After this my grandfather didn’t stay with his immediate family for very long. He began to be around his mother more in Vallejo, California. Next thing I knew, he was hardly at home, returned broke, had nothing to give me but a dollar at times (eventhough I continued to think he was wealthy for years until our worst Christmas in L.A.), and shared walnuts with me instead of giving me Christmas gifts on the worst day we ever had as a family (Christmas that is).
I must say…that was the worst Christmas I ever had in my life. Yeah, it was rough for my grandmommy. She needed help really bad. That was also the worst I have ever seen regarding a divorce: Abandonment of a wife and eight children. The youngest three of my grandmother’s children were bad as hell.
As a result, for the lack of help and two older sons running to the military (as reported to me) the youngest three were sent via Greyhound to good ol’ Pineville, Louisiana to the now retired Reverend(observed by me and other family members). To continue, throughout the years my mom continued to send money and other items to my grandmother, to continue to help provide for some of my uncles and aunts.
Also, after more years passed by, my aunts got knocked up, all of my uncles except for one knocked bitches up, and everyone (except for my mom at the time) had their time living with my grandmommy while she took care of them and their children off and on throughout the years. When she was not used for this, she was sent to and fro across the states to bake pies, cakes, lasagna and shit for my uncles who were in the military and their wives.

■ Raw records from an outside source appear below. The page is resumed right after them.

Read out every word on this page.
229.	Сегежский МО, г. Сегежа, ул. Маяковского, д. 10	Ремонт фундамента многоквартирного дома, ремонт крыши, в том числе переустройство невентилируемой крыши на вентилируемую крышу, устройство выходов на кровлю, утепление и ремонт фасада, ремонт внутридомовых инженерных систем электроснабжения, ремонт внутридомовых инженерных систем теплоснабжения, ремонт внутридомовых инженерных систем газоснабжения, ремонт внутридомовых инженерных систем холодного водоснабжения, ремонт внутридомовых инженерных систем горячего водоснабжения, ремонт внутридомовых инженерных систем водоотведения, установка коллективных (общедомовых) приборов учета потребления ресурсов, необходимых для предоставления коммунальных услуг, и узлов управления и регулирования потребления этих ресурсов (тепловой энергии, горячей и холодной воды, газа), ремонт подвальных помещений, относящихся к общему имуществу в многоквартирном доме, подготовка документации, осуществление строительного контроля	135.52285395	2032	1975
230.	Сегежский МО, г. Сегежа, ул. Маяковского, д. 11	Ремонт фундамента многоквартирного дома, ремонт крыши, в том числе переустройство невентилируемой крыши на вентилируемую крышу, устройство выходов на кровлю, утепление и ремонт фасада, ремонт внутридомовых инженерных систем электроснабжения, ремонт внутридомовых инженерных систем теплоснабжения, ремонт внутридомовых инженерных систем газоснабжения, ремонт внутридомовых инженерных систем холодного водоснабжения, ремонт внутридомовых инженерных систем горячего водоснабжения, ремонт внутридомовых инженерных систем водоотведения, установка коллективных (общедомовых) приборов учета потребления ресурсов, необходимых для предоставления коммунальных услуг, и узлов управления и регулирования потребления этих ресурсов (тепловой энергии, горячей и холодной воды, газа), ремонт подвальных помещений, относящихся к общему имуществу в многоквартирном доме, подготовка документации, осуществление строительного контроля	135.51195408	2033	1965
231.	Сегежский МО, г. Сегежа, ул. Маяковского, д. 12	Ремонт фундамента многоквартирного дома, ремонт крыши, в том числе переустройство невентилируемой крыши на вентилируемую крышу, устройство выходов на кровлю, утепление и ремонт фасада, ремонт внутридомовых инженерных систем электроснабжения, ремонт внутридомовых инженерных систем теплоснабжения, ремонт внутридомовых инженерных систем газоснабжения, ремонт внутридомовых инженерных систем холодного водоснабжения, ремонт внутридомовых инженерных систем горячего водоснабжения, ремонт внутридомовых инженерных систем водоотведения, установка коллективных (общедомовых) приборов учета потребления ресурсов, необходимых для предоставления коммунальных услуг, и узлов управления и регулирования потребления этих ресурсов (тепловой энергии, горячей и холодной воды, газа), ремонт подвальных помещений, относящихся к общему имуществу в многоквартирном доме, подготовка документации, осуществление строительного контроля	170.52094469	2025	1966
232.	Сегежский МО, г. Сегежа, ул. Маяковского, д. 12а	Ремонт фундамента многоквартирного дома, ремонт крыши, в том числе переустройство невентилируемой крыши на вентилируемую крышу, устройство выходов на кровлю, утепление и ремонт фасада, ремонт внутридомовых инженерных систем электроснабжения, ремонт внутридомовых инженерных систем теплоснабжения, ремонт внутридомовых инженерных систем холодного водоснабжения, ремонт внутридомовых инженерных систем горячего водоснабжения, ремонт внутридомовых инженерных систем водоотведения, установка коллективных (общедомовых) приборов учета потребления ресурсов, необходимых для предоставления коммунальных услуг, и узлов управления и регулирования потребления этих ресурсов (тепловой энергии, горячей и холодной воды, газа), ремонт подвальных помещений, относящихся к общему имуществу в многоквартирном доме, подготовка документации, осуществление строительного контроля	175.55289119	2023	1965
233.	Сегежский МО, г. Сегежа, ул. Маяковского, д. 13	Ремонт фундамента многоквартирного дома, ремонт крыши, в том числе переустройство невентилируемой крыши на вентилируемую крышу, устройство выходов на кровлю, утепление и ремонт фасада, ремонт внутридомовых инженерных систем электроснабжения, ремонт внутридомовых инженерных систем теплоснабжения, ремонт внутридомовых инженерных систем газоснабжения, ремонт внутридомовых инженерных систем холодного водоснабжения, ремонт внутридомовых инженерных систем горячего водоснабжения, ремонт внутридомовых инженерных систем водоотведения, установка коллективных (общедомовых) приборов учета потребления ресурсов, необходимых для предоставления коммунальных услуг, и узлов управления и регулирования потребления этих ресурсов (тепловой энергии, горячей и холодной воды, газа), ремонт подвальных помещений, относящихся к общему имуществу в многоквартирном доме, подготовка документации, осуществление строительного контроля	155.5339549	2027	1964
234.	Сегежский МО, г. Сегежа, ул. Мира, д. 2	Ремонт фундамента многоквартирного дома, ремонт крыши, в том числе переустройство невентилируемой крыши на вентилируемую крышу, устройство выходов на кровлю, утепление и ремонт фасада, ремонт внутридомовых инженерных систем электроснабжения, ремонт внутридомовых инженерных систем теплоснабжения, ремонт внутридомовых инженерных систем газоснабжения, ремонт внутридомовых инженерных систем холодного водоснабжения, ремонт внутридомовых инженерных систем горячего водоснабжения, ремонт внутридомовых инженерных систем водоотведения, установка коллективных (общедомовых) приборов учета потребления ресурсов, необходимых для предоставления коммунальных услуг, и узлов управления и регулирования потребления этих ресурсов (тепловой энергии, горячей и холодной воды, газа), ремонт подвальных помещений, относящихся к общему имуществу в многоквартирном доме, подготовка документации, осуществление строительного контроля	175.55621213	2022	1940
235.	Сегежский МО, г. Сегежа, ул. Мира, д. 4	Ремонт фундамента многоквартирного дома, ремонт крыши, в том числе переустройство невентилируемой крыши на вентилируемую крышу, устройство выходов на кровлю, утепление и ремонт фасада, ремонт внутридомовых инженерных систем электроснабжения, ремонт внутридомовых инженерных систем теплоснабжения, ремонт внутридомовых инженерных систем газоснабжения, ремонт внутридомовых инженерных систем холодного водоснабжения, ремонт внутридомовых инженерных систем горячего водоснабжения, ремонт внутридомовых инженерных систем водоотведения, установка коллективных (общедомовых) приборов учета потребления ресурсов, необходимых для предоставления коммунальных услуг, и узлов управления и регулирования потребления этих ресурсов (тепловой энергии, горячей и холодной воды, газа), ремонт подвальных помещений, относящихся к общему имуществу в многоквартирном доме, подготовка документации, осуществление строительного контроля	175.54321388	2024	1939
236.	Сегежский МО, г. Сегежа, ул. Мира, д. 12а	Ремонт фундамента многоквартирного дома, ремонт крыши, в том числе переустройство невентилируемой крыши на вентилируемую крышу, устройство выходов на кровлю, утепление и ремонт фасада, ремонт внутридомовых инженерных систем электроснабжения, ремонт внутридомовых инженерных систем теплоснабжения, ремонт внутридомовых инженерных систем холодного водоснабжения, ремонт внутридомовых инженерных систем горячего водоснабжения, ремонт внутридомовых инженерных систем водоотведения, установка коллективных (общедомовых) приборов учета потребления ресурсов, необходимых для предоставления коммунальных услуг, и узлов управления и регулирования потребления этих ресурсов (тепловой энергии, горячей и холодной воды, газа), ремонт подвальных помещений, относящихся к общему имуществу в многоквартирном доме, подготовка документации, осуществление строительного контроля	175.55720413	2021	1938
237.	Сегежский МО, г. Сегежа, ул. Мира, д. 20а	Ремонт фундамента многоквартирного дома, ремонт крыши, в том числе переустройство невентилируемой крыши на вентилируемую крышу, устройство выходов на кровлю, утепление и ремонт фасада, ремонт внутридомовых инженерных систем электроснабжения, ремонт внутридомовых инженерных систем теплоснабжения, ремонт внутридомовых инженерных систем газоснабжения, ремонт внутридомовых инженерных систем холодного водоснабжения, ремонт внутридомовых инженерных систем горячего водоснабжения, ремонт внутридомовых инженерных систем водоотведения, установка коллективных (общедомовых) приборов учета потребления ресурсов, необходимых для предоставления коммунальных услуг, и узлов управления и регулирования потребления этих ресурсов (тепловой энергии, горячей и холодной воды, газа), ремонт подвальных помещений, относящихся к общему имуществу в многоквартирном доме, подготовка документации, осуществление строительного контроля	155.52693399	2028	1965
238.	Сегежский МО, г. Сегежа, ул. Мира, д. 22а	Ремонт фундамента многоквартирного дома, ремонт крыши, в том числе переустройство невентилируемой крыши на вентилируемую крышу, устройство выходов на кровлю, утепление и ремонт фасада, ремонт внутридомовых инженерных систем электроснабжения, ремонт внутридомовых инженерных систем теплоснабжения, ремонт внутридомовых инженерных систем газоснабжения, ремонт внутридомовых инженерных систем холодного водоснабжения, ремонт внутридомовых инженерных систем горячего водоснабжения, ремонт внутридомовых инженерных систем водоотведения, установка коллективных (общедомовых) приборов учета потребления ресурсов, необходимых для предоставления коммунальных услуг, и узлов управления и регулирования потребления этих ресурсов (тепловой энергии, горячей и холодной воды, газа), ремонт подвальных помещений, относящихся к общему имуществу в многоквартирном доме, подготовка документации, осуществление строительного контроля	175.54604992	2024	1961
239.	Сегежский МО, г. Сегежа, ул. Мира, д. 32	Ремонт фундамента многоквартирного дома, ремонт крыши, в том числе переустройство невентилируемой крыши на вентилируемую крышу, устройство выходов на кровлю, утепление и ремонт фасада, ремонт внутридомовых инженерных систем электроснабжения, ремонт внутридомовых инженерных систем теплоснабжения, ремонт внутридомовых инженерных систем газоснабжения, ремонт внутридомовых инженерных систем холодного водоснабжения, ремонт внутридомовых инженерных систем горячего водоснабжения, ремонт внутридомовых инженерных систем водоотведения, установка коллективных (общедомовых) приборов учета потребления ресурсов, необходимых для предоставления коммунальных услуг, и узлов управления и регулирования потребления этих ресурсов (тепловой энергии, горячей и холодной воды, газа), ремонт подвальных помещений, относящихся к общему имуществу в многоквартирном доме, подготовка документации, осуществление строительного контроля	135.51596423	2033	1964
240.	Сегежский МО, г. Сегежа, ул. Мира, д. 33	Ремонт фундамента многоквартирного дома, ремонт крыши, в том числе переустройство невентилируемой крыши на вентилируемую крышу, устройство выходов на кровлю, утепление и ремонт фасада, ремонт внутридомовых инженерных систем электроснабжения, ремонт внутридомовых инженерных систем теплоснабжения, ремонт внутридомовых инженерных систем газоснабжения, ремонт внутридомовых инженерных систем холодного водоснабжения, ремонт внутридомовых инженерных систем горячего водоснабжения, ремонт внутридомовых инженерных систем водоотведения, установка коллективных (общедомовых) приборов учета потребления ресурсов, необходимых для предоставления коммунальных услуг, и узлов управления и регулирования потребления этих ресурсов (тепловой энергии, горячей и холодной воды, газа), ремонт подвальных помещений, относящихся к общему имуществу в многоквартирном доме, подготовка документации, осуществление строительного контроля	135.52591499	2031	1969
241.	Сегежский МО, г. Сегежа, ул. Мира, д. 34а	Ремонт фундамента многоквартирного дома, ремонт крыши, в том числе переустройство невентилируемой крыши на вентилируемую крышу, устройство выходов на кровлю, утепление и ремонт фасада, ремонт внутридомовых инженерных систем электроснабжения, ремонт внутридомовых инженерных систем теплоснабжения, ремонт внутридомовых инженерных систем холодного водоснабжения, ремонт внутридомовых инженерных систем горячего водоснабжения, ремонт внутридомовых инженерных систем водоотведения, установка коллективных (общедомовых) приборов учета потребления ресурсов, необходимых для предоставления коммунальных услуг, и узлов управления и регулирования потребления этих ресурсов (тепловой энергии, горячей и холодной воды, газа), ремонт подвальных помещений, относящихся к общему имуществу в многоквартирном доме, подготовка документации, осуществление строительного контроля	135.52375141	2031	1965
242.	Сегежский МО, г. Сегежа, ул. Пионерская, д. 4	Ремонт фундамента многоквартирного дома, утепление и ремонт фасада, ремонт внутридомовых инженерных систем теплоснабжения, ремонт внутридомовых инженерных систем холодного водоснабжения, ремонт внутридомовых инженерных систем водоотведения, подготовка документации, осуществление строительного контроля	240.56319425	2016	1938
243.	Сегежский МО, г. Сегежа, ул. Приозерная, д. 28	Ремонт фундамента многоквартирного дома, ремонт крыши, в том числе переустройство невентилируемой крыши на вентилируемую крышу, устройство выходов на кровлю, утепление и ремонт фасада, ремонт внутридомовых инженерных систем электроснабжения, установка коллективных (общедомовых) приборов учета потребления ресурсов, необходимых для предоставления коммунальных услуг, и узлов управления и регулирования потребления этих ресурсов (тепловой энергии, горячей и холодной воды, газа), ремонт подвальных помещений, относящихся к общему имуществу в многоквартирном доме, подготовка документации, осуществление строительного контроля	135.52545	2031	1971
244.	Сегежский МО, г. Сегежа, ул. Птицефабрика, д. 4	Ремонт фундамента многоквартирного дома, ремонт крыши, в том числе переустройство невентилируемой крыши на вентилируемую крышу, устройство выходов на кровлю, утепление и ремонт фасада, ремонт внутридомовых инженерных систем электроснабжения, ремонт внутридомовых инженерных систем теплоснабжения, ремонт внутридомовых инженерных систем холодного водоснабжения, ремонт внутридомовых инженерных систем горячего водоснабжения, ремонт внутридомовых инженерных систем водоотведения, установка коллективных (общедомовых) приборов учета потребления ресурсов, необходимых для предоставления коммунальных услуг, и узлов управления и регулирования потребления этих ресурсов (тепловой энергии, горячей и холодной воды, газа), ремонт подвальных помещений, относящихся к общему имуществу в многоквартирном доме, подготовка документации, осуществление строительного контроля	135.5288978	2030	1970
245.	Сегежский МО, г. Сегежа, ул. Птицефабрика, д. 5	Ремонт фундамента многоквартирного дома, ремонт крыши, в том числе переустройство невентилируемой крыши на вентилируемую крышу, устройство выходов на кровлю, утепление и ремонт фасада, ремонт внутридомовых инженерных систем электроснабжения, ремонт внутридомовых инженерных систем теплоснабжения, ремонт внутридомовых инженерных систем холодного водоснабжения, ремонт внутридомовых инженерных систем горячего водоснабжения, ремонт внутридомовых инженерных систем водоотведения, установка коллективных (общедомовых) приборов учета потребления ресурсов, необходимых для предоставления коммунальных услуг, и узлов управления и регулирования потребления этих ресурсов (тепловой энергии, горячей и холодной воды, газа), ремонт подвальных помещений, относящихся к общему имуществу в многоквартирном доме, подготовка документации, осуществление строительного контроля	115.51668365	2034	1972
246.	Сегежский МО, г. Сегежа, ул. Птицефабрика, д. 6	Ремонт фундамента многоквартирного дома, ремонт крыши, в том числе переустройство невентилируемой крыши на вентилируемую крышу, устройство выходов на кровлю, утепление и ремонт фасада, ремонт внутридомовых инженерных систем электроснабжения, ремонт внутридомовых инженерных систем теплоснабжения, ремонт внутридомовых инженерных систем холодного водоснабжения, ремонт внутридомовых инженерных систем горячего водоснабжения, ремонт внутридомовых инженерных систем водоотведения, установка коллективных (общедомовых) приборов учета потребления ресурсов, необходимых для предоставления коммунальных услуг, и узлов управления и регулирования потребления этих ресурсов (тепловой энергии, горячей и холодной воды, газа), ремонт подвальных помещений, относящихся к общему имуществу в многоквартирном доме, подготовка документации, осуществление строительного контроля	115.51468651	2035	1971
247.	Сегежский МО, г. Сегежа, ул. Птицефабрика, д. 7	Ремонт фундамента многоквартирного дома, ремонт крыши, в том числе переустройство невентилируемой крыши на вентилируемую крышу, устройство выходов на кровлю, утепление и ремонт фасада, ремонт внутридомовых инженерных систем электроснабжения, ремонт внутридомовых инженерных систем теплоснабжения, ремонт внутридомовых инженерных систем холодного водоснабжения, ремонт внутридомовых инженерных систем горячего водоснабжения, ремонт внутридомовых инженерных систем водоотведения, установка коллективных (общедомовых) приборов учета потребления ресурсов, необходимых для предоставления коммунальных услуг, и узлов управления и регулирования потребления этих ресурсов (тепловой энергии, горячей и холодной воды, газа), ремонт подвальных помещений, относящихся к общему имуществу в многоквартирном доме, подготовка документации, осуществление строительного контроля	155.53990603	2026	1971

This shit continued until my grandmother received a black eye, ended up walking with a cane, got most of her personal belongings thrown in the trash by an uncle (as reported to me), stayed with another relative, and eventually tumbled down a flight of eleven steps after responding to a noise heard downstairs (at my deaf aunt’s place).
Furthermore, after my grandmother got injured and no longer could get around like she used to, the calls for the pies and shit stopped. Even just to say hello decreased. This meant that there were no more tasty pies, cakes, and cookies to be made nor coming on the holidays. No more cheesy lasagna for those selfish motherfuckers and their brats. No more babysitting anyone’s kids so they could get fucked or dated by some basketball player, etc.
This also meant no more taking care of some prostitute’s kids, no more goodies, period, damnit. Now meals are cooked for her. To end, by my mom’s request, I will not be putting either of their names on a future Father’s Day cake. Eventhough both of these ladies are « Mops », too. However, I am proud to be one.
I guess next I will be the only bitch with my own name on my Father’s Day cake. Well, cheers, cheerios, and chips ahoy to myself and the millions of others who do this. Again, happy Father’s Day!